Tell The Truth: It’s Almost All Speculation

Nickell’s rejoinder could of course be that we don’t have access to the rest of the relevant data since thermometers didn’t used to exist, but that’s basically an admission of his arrogant guilt. No one is blaming the actual data. Data can’t create PowerPoints or morally posture on Twitter. The data is fine. What’s not fine is making insane claims based on data we do not have.

When someone says he knows that the 15 hottest years of the last 150 years are actually the 15 hottest in our planet’s history, he is making a deeply ignorant claim insupportable with hard evidence, as opposed to theoretical extrapolations. He is claiming that the more than 4 billion years we don’t know anything about were cooler than those 15 years we do know something about. It’s simply illogical.

Spencer is much more responsible in his short book. He cautiously presents predictions about past global temperatures “that it was just as warm during the Medieval Warm Period of ~ 1,000 years ago, as well as the Roman Warm Period of ~ 2,000 years ago, as it is today. Those were periods when humans flourished. If people had been monitoring temperatures then, they likely would also be reporting record warm years, year after year, much as we are today.” This is all speculation, as Spencer makes clear. That’s the point. Spencer is being rational and cautious. Gore bases his ridiculous hysterical conclusions on factoids that are often easily disproven.

Taking a strong unskeptical stance on this issue isn’t helping the debate.

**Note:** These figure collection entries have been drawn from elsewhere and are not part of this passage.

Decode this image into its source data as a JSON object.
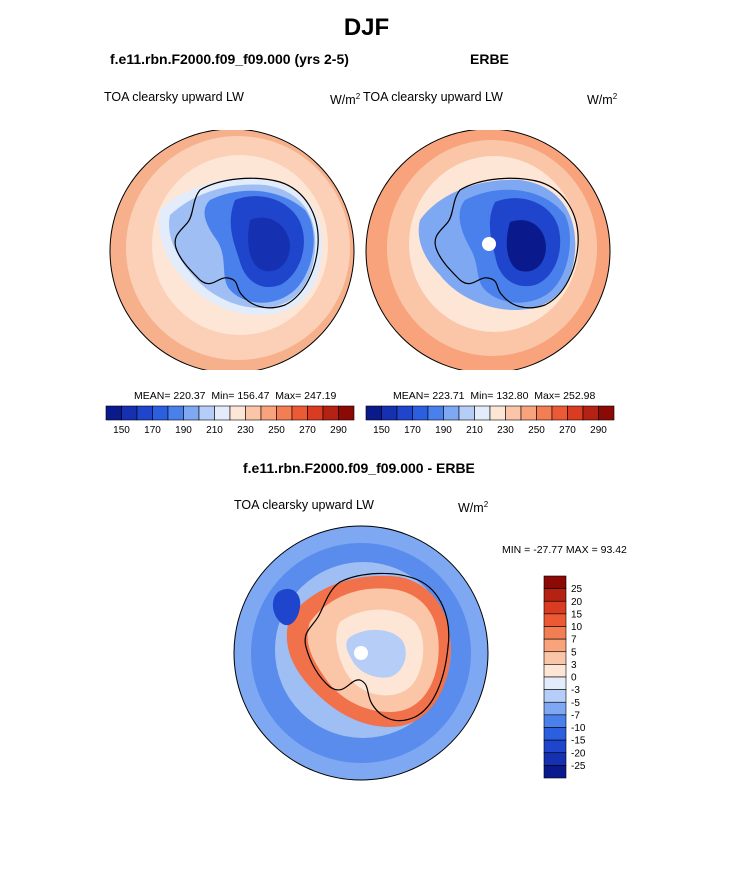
{
  "figure": {
    "title": "DJF",
    "model_case": "f.e11.rbn.F2000.f09_f09.000 (yrs 2-5)",
    "obs_name": "ERBE",
    "diff_title": "f.e11.rbn.F2000.f09_f09.000 - ERBE"
  },
  "panels": {
    "model": {
      "variable": "TOA clearsky upward LW",
      "units_main": "W/m",
      "units_sup": "2",
      "mean_label": "MEAN= 220.37",
      "min_label": "Min= 156.47",
      "max_label": "Max= 247.19"
    },
    "obs": {
      "variable": "TOA clearsky upward LW",
      "units_main": "W/m",
      "units_sup": "2",
      "mean_label": "MEAN= 223.71",
      "min_label": "Min= 132.80",
      "max_label": "Max= 252.98"
    },
    "diff": {
      "variable": "TOA clearsky upward LW",
      "units_main": "W/m",
      "units_sup": "2",
      "minmax_label": "MIN = -27.77 MAX =  93.42"
    }
  },
  "colorbars": {
    "absolute": {
      "colors": [
        "#0a1a8c",
        "#1530b0",
        "#1f45cc",
        "#2c5fe0",
        "#4a80ec",
        "#7fa8f2",
        "#b5cdf7",
        "#e2ecfb",
        "#fde6d6",
        "#fbc6a7",
        "#f8a37c",
        "#f47e54",
        "#ec5a35",
        "#d93c20",
        "#b52112",
        "#8b0a06"
      ],
      "tick_labels": [
        "150",
        "170",
        "190",
        "210",
        "230",
        "250",
        "270",
        "290"
      ]
    },
    "difference": {
      "colors": [
        "#8b0a06",
        "#b52112",
        "#d93c20",
        "#ec5a35",
        "#f47e54",
        "#f8a37c",
        "#fbc6a7",
        "#fde6d6",
        "#e2ecfb",
        "#b5cdf7",
        "#7fa8f2",
        "#4a80ec",
        "#2c5fe0",
        "#1f45cc",
        "#1530b0",
        "#0a1a8c"
      ],
      "tick_labels": [
        "25",
        "20",
        "15",
        "10",
        "7",
        "5",
        "3",
        "0",
        "-3",
        "-5",
        "-7",
        "-10",
        "-15",
        "-20",
        "-25"
      ]
    }
  },
  "colors": {
    "ocean_warm": "#f6b08b",
    "ocean_mid": "#fbd0b6",
    "ice_deep": "#1f45cc",
    "ice_light": "#9fbef4",
    "diff_ocean": "#4a7fe8",
    "diff_coast": "#f0714a"
  }
}
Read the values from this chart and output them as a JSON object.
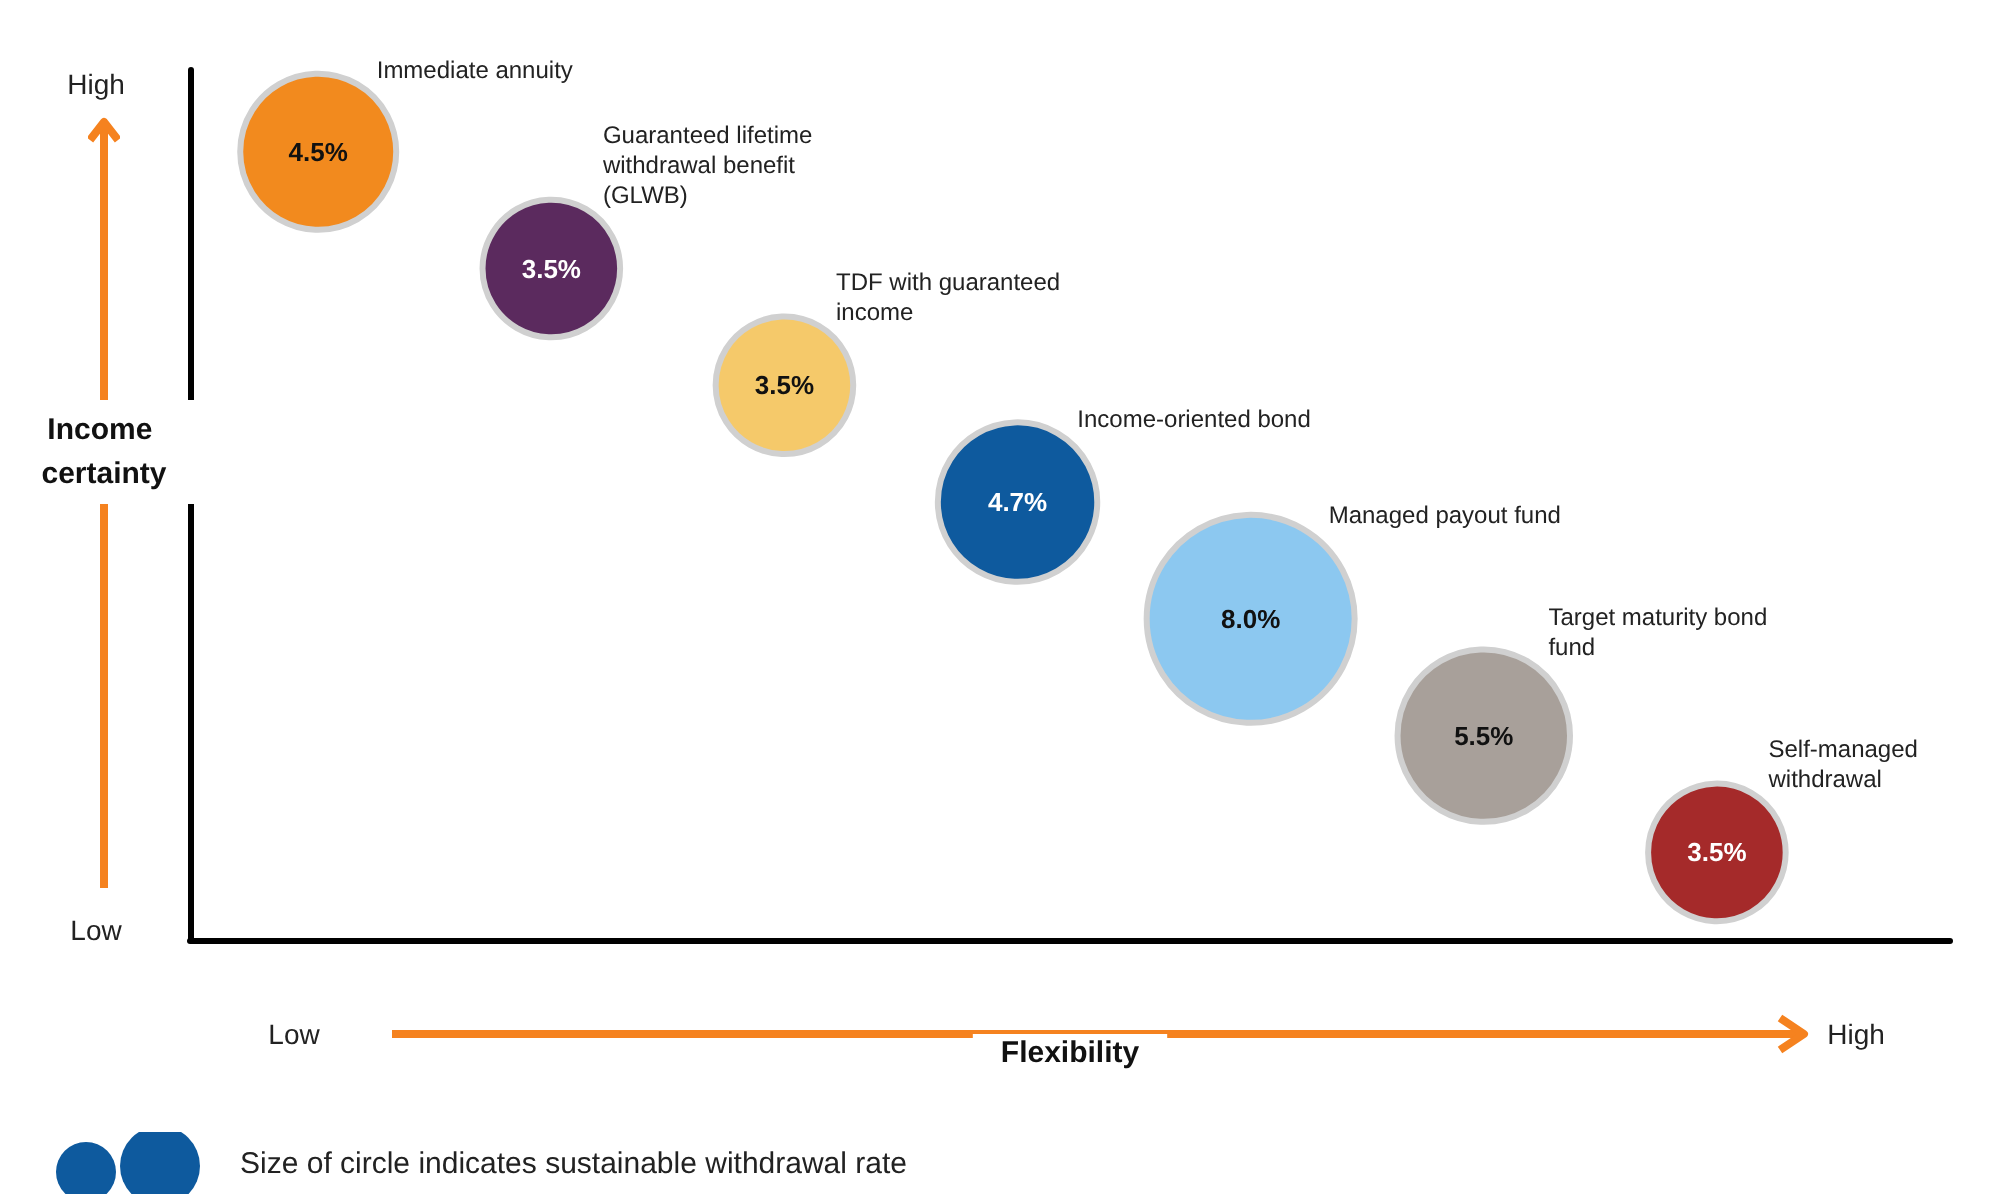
{
  "chart_data": {
    "type": "other",
    "xlabel": "Flexibility",
    "ylabel": "Income certainty",
    "annotations": [
      "Low",
      "High",
      "Low",
      "High",
      "Size of circle indicates sustainable withdrawal rate"
    ],
    "categories": [
      "Immediate annuity",
      "Guaranteed lifetime withdrawal benefit (GLWB)",
      "TDF with guaranteed income",
      "Income-oriented bond",
      "Managed payout fund",
      "Target maturity bond fund",
      "Self-managed withdrawal"
    ],
    "values": [
      4.5,
      3.5,
      3.5,
      4.7,
      8.0,
      5.5,
      3.5
    ],
    "value_labels": [
      "4.5%",
      "3.5%",
      "3.5%",
      "4.7%",
      "8.0%",
      "5.5%",
      "3.5%"
    ],
    "colors": [
      "#f28a1e",
      "#5b2a5e",
      "#f5c96a",
      "#0e5a9e",
      "#8cc8f0",
      "#a8a09a",
      "#a52a2a"
    ]
  }
}
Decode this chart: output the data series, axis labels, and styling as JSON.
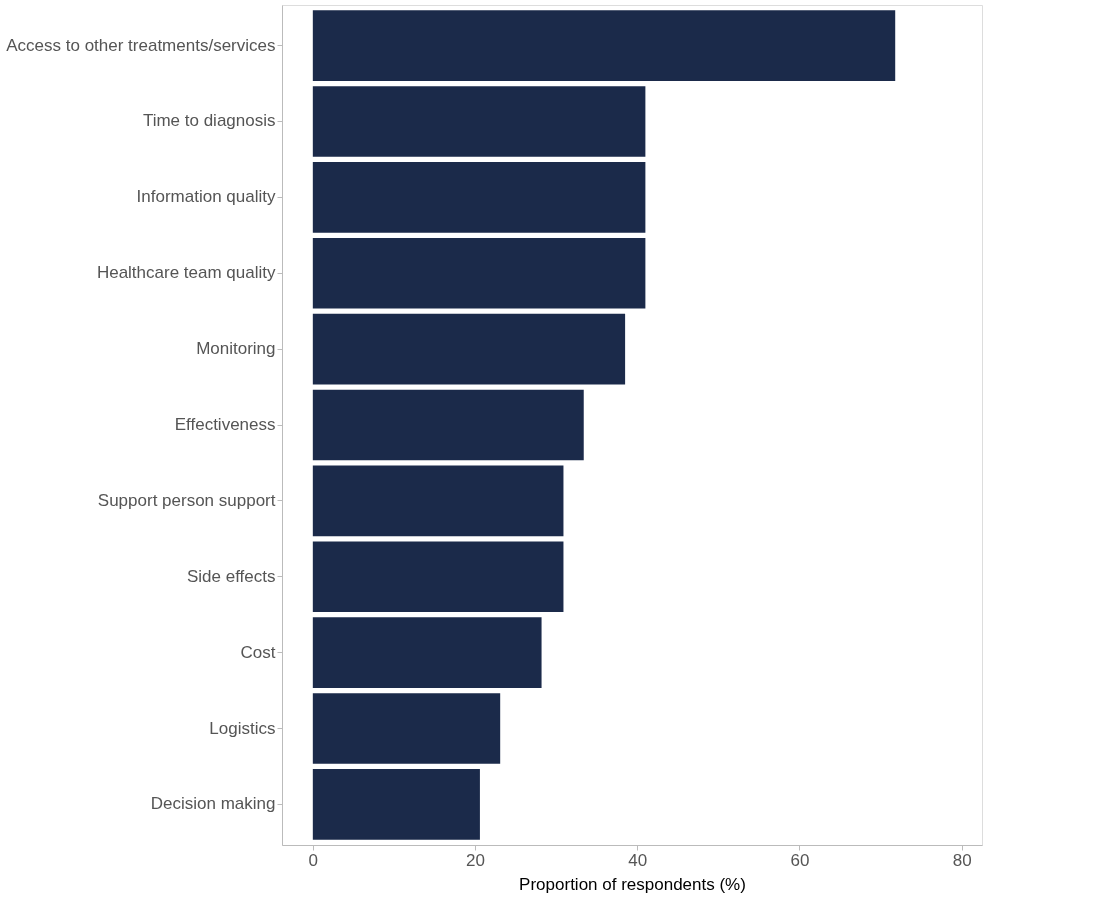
{
  "chart_data": {
    "type": "bar",
    "orientation": "horizontal",
    "xlabel": "Proportion of respondents (%)",
    "categories": [
      "Access to other treatments/services",
      "Time to diagnosis",
      "Information quality",
      "Healthcare team quality",
      "Monitoring",
      "Effectiveness",
      "Support person support",
      "Side effects",
      "Cost",
      "Logistics",
      "Decision making"
    ],
    "values": [
      71.8,
      41.0,
      41.0,
      41.0,
      38.5,
      33.4,
      30.9,
      30.9,
      28.2,
      23.1,
      20.6
    ],
    "color": "#1b2a4a",
    "xlim": [
      -3.8,
      82.5
    ],
    "xticks": [
      0,
      20,
      40,
      60,
      80
    ],
    "grid": false
  }
}
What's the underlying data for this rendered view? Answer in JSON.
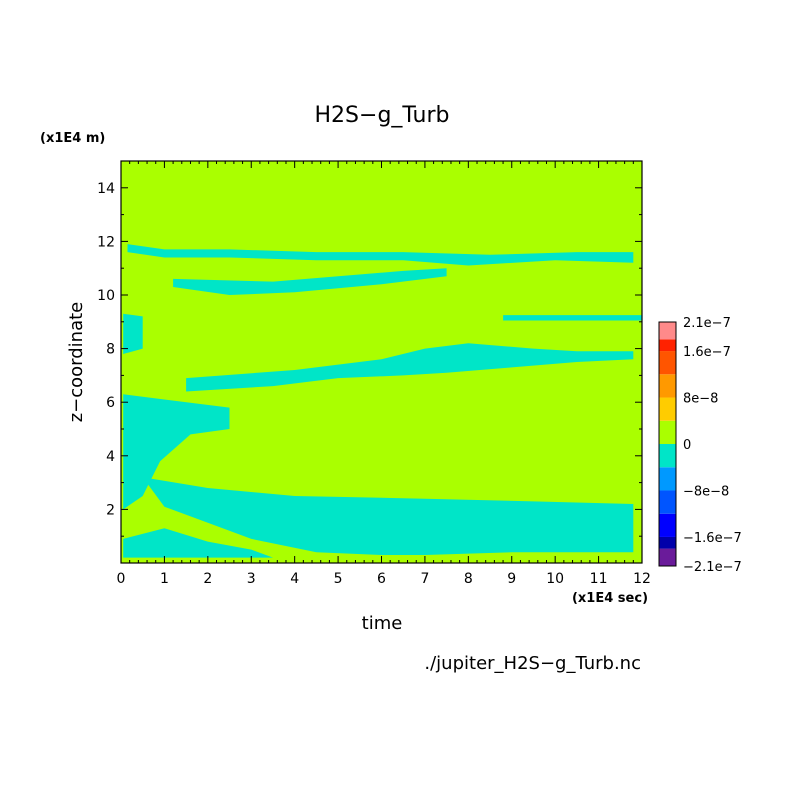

Most of us should just admit we really don’t know enough to have good opinions on this subject and, rather than watch Gore rave, actually read what real scientists think. In other words, we should be intellectually humble and responsible. But as long as people like Nickell claim to be scientific and skeptical while cherry-picking what they will be skeptical about, this debate will continue to be just a bunch of noise.